Le sens du partage et de la justice serait universel. C’est ce que montrent des expériences menées dans des sociétés pourtant très différentes. Si le sentiment de la justice semble universel, comment s’est-il transmis dans les populations humaines ? Par les gènes ou par la culture ? Par peur des représailles ou par souci de la réputation ?

Imaginez : vous avez dix euros en poche et devez en donner une partie à une personne que vous ne connaissez pas. Au vu de la répartition que vous aurez choisie, l’autre peut accepter ou refuser votre offre. S’il accepte, vous repartez tous les deux avec une partie des dix euros ; s’il refuse, vous repartez tous les deux sans rien. La rationalité voudrait que quelle que soit la somme que vous proposez, l’autre accepte puisqu’une petite somme est toujours mieux que rien. Par ailleurs, prévoyant cette logique, il devrait être dans votre intérêt de proposer à l’inconnu le minimum. En fait, il n’en est rien. Certaines personnes qui se sont soumises à ce jeu jouent manifestement en leur défaveur en distribuant des sommes bien au-delà de leur strict profit. D’un autre côté, certaines personnes refusent la somme qui leur est proposée, la trouvant soit trop élevée soit au contraire trop faible. Des questions de réputation, de morale, d’image de soi… interviennent dans les choix, pas seulement le gain économique.
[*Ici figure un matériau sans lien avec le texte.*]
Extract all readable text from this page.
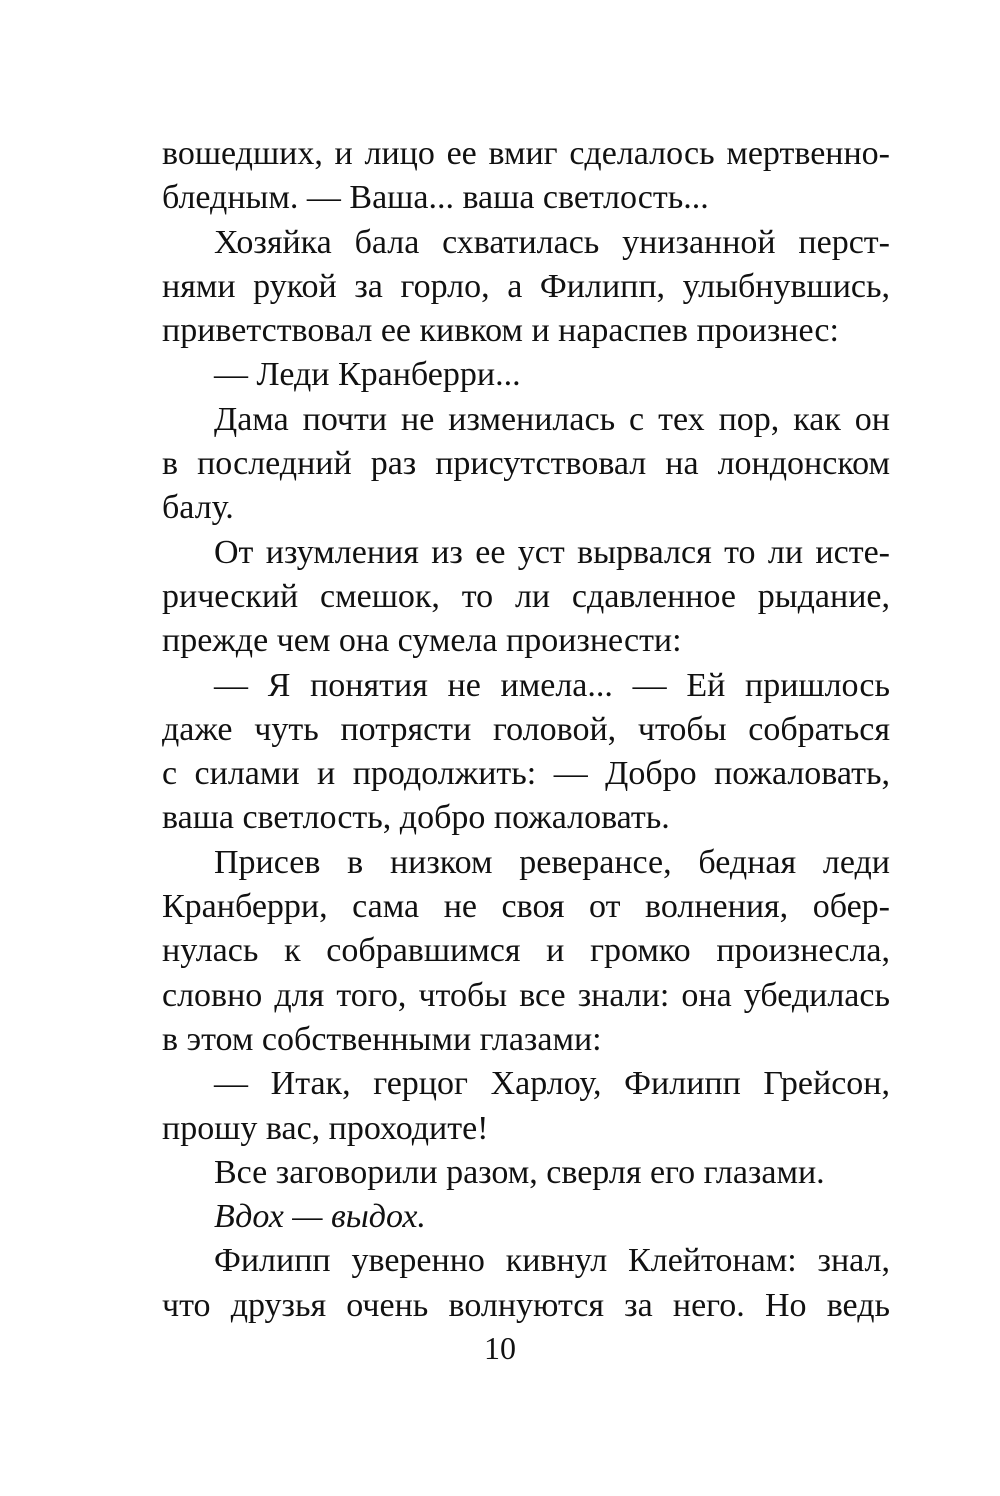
вошедших, и лицо ее вмиг сделалось мертвенно-
бледным. — Ваша... ваша светлость...
Хозяйка бала схватилась унизанной перст-
нями рукой за горло, а Филипп, улыбнувшись,
приветствовал ее кивком и нараспев произнес:
— Леди Кранберри...
Дама почти не изменилась с тех пор, как он
в последний раз присутствовал на лондонском
балу.
От изумления из ее уст вырвался то ли исте-
рический смешок, то ли сдавленное рыдание,
прежде чем она сумела произнести:
— Я понятия не имела... — Ей пришлось
даже чуть потрясти головой, чтобы собраться
с силами и продолжить: — Добро пожаловать,
ваша светлость, добро пожаловать.
Присев в низком реверансе, бедная леди
Кранберри, сама не своя от волнения, обер-
нулась к собравшимся и громко произнесла,
словно для того, чтобы все знали: она убедилась
в этом собственными глазами:
— Итак, герцог Харлоу, Филипп Грейсон,
прошу вас, проходите!
Все заговорили разом, сверля его глазами.
Вдох — выдох.
Филипп уверенно кивнул Клейтонам: знал,
что друзья очень волнуются за него. Но ведь
10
Ce type de test, baptisé ultimatum game (le jeu de l’ultimatum), est très populaire dans les expériences d’économie. Les échanges pratiqués par les participants du jeu défient le concept de l’Homo œconomicus, selon lequel l’homme est un être rationnel et égoïste (1). Longtemps expérimenté sur des étudiants, le jeu a ensuite traversé les frontières. Joseph Henrich, du département de psychologie de l’université de British Columbia au Canada, et ses collègues l’ont proposé en 2001 à des personnes de quinze sociétés différentes à travers le monde : des nomades du Kenya aux habitants des îles Fidji en passant par des fermiers du Missouri. Les anthropologues ont voulu mesurer les éventuelles différences culturelles entre populations. Leur échantillon comprenait des sociétés agricoles nomades et sédentaires (2). Résultat : dans toutes les populations, les receveurs refusent les offres très inégalitaires. Et partout les donneurs donnent plus que le minimum : souvent, les gens donnent entre 33 % et 50 % de leur somme. La rationalité n’est donc ici pas au rendez-vous.
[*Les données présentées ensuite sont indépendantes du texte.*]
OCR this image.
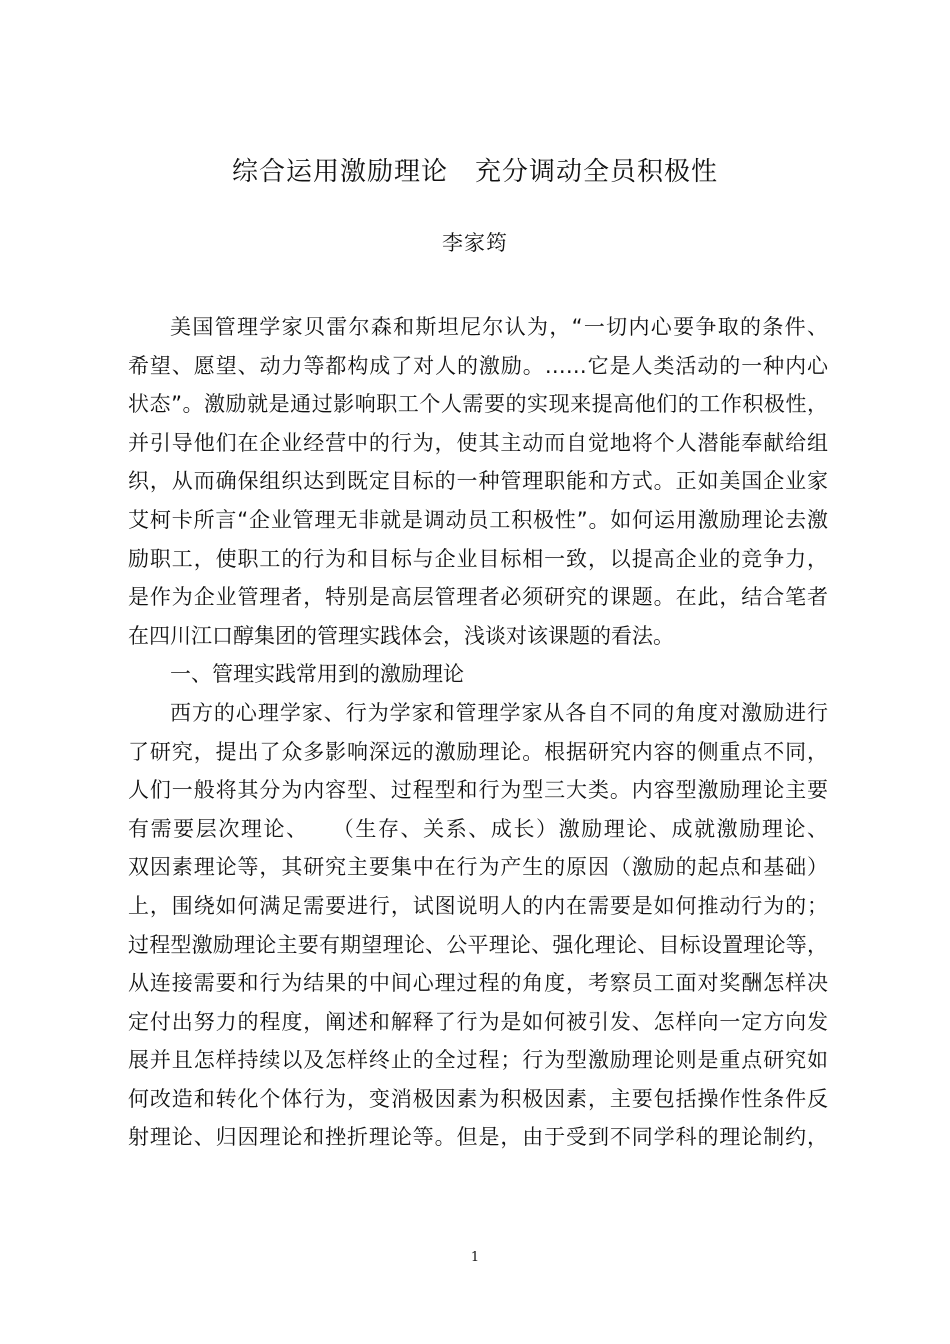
综合运用激励理论　充分调动全员积极性
李家筠
美国管理学家贝雷尔森和斯坦尼尔认为，“一切内心要争取的条件、
希望、愿望、动力等都构成了对人的激励。……它是人类活动的一种内心
状态”。激励就是通过影响职工个人需要的实现来提高他们的工作积极性，
并引导他们在企业经营中的行为，使其主动而自觉地将个人潜能奉献给组
织，从而确保组织达到既定目标的一种管理职能和方式。正如美国企业家
艾柯卡所言“企业管理无非就是调动员工积极性”。如何运用激励理论去激
励职工，使职工的行为和目标与企业目标相一致，以提高企业的竞争力，
是作为企业管理者，特别是高层管理者必须研究的课题。在此，结合笔者
在四川江口醇集团的管理实践体会，浅谈对该课题的看法。
一、管理实践常用到的激励理论
西方的心理学家、行为学家和管理学家从各自不同的角度对激励进行
了研究，提出了众多影响深远的激励理论。根据研究内容的侧重点不同，
人们一般将其分为内容型、过程型和行为型三大类。内容型激励理论主要
有需要层次理论、　　（生存、关系、成长）激励理论、成就激励理论、
双因素理论等，其研究主要集中在行为产生的原因（激励的起点和基础）
上，围绕如何满足需要进行，试图说明人的内在需要是如何推动行为的；
过程型激励理论主要有期望理论、公平理论、强化理论、目标设置理论等，
从连接需要和行为结果的中间心理过程的角度，考察员工面对奖酬怎样决
定付出努力的程度，阐述和解释了行为是如何被引发、怎样向一定方向发
展并且怎样持续以及怎样终止的全过程；行为型激励理论则是重点研究如
何改造和转化个体行为，变消极因素为积极因素，主要包括操作性条件反
射理论、归因理论和挫折理论等。但是，由于受到不同学科的理论制约，
1
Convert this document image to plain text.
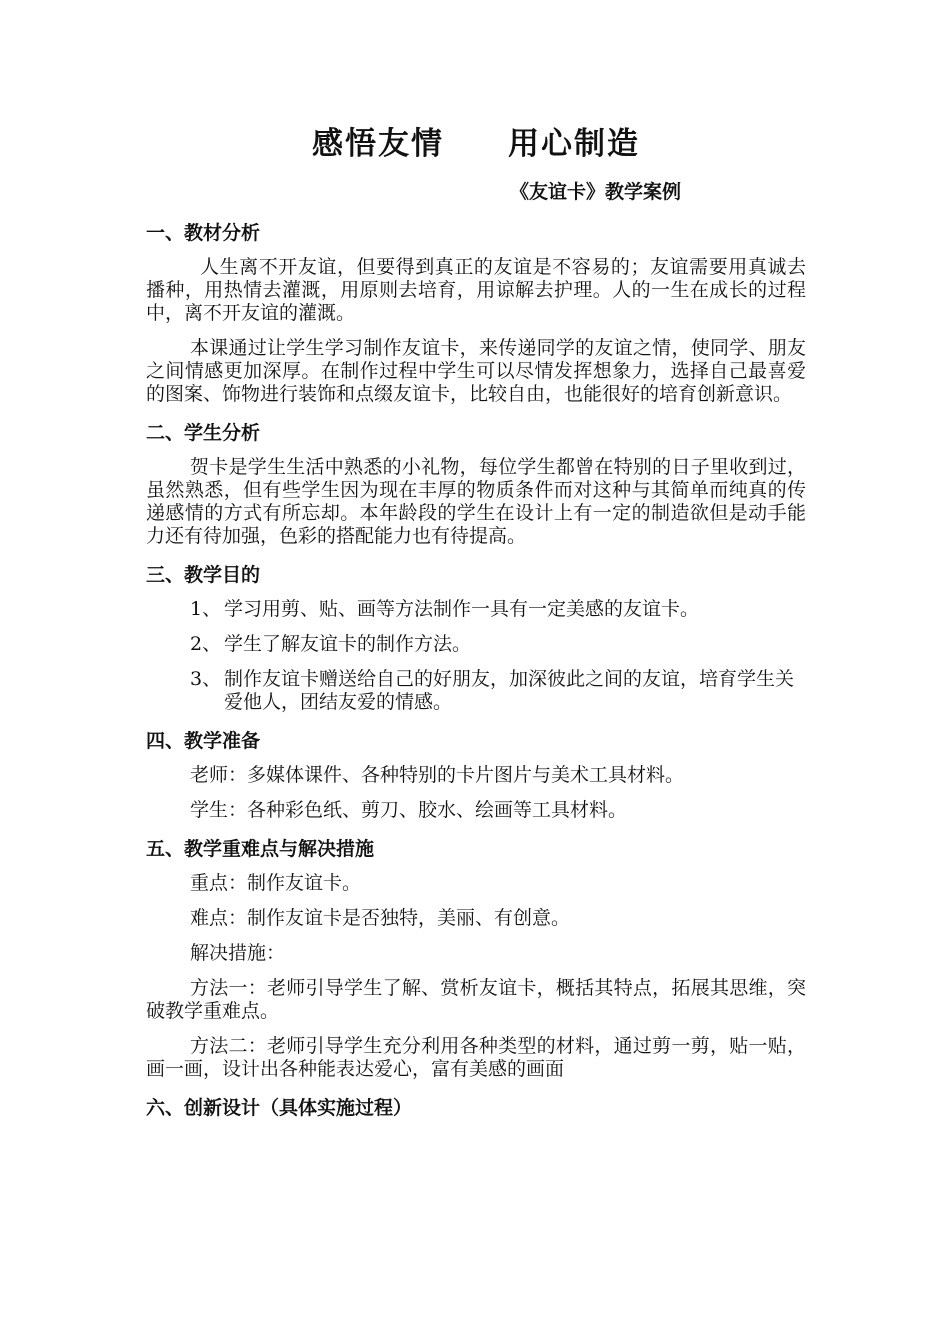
感悟友情     用心制造
《友谊卡》教学案例
一、教材分析

人生离不开友谊，但要得到真正的友谊是不容易的；友谊需要用真诚去播种，用热情去灌溉，用原则去培育，用谅解去护理。人的一生在成长的过程中，离不开友谊的灌溉。

本课通过让学生学习制作友谊卡，来传递同学的友谊之情，使同学、朋友之间情感更加深厚。在制作过程中学生可以尽情发挥想象力，选择自己最喜爱的图案、饰物进行装饰和点缀友谊卡，比较自由，也能很好的培育创新意识。

二、学生分析

贺卡是学生生活中熟悉的小礼物，每位学生都曾在特别的日子里收到过，虽然熟悉，但有些学生因为现在丰厚的物质条件而对这种与其简单而纯真的传递感情的方式有所忘却。本年龄段的学生在设计上有一定的制造欲但是动手能力还有待加强，色彩的搭配能力也有待提高。

三、教学目的
1、 学习用剪、贴、画等方法制作一具有一定美感的友谊卡。
2、 学生了解友谊卡的制作方法。
3、 制作友谊卡赠送给自己的好朋友，加深彼此之间的友谊，培育学生关爱他人，团结友爱的情感。
四、教学准备

老师：多媒体课件、各种特别的卡片图片与美术工具材料。

学生：各种彩色纸、剪刀、胶水、绘画等工具材料。

五、教学重难点与解决措施

重点：制作友谊卡。

难点：制作友谊卡是否独特，美丽、有创意。

解决措施：

方法一：老师引导学生了解、赏析友谊卡，概括其特点，拓展其思维，突破教学重难点。

方法二：老师引导学生充分利用各种类型的材料，通过剪一剪，贴一贴，画一画，设计出各种能表达爱心，富有美感的画面

六、创新设计（具体实施过程）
Le concept de justice est-il universel ?

Toutes les personnes de ces sociétés pourtant si différentes acceptent de donner une partie de leur argent à de parfaits inconnus. En retour, les gens n’acceptent pas n’importe quelle offre, et préfèrent repartir bredouilles si le partage est trop inégalitaire et prend l’allure d’une petite aumône. La question posée par J. Henrich est la suivante : qu’y a-t-il derrière la tendance apparemment universelle à donner plus qu’il n’est nécessaire ? Un altruisme naturel dénué de tout profit ? Et pourquoi y a-t-il une réaction négative assez universelle dès lors que le partage est trop inégal ? Ce concept de justice serait-il universel ? Et si oui, comment s’est-il transmis dans toutes les populations humaines ? Via les gènes ou via la culture ?
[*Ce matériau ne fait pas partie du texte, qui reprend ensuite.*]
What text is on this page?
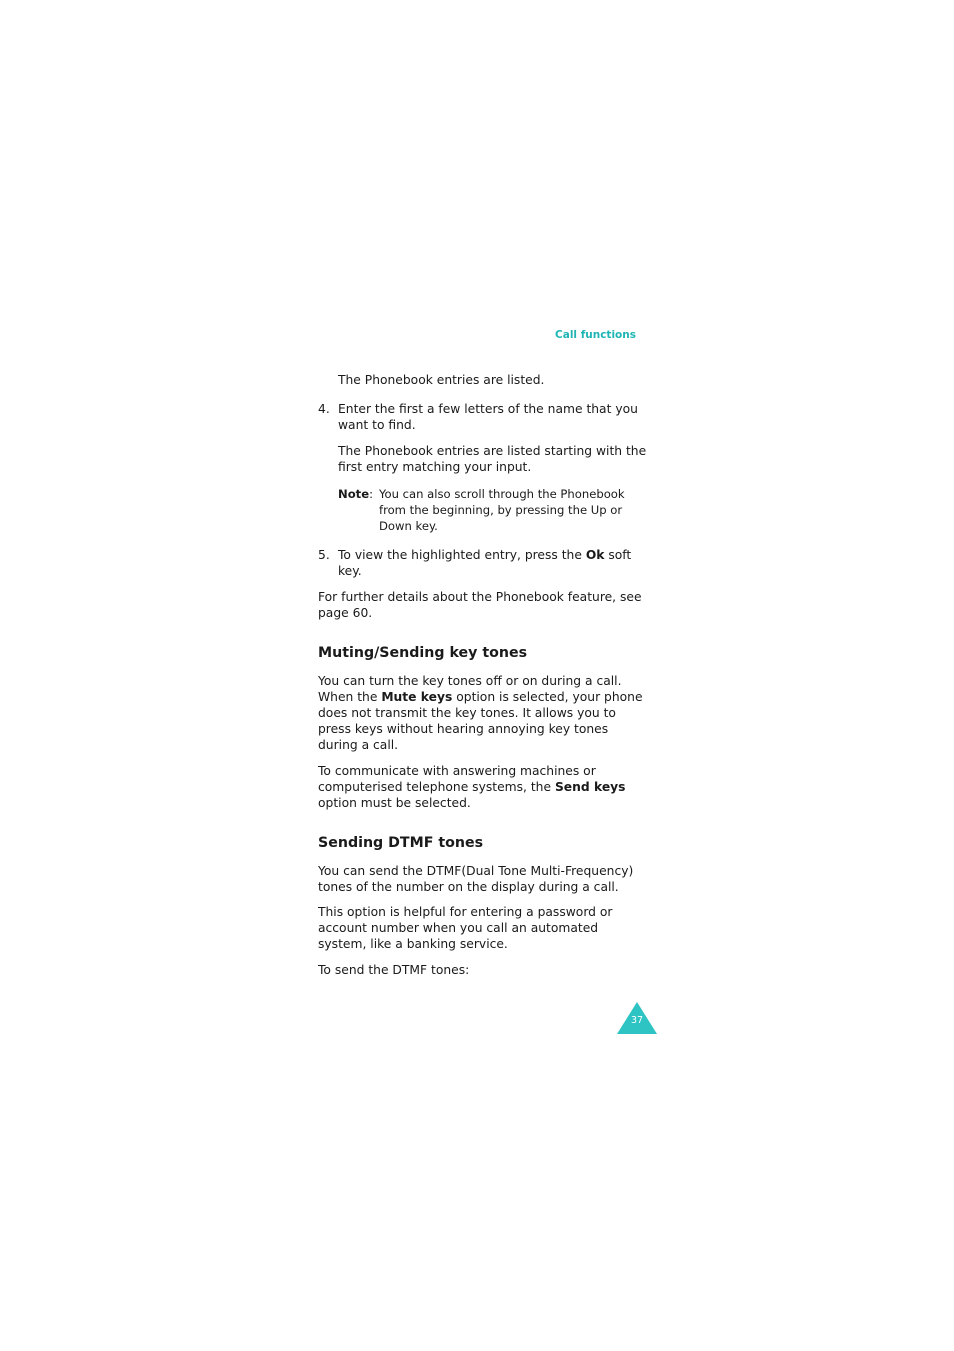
Call functions

The Phonebook entries are listed.

4. Enter the first a few letters of the name that you want to find.

The Phonebook entries are listed starting with the first entry matching your input.

Note: You can also scroll through the Phonebook from the beginning, by pressing the Up or Down key.
5. To view the highlighted entry, press the Ok soft key.

For further details about the Phonebook feature, see page 60.

Muting/Sending key tones

You can turn the key tones off or on during a call. When the Mute keys option is selected, your phone does not transmit the key tones. It allows you to press keys without hearing annoying key tones during a call.

To communicate with answering machines or computerised telephone systems, the Send keys option must be selected.

Sending DTMF tones

You can send the DTMF(Dual Tone Multi-Frequency) tones of the number on the display during a call.

This option is helpful for entering a password or account number when you call an automated system, like a banking service.

To send the DTMF tones:

37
Du point de vue de l’évolution, la question mérite d’être posée. De prime abord, la notion d’altruisme* semble aller à l’encontre de la théorie de la sélection naturelle proposée par Charles Darwin (3) selon laquelle l’environnement influe sur l’évolution des populations en sélectionnant les individus les plus adaptés. Des gènes qui portent l’altruisme auraient peu de chances de se propager. Pour certains chercheurs, coopération et sélection naturelle jouent même l’un contre l’autre. Seule l’entraide à l’égard des membres de la parenté devrait, selon la théorie de l’altruisme génétique, être favorisée.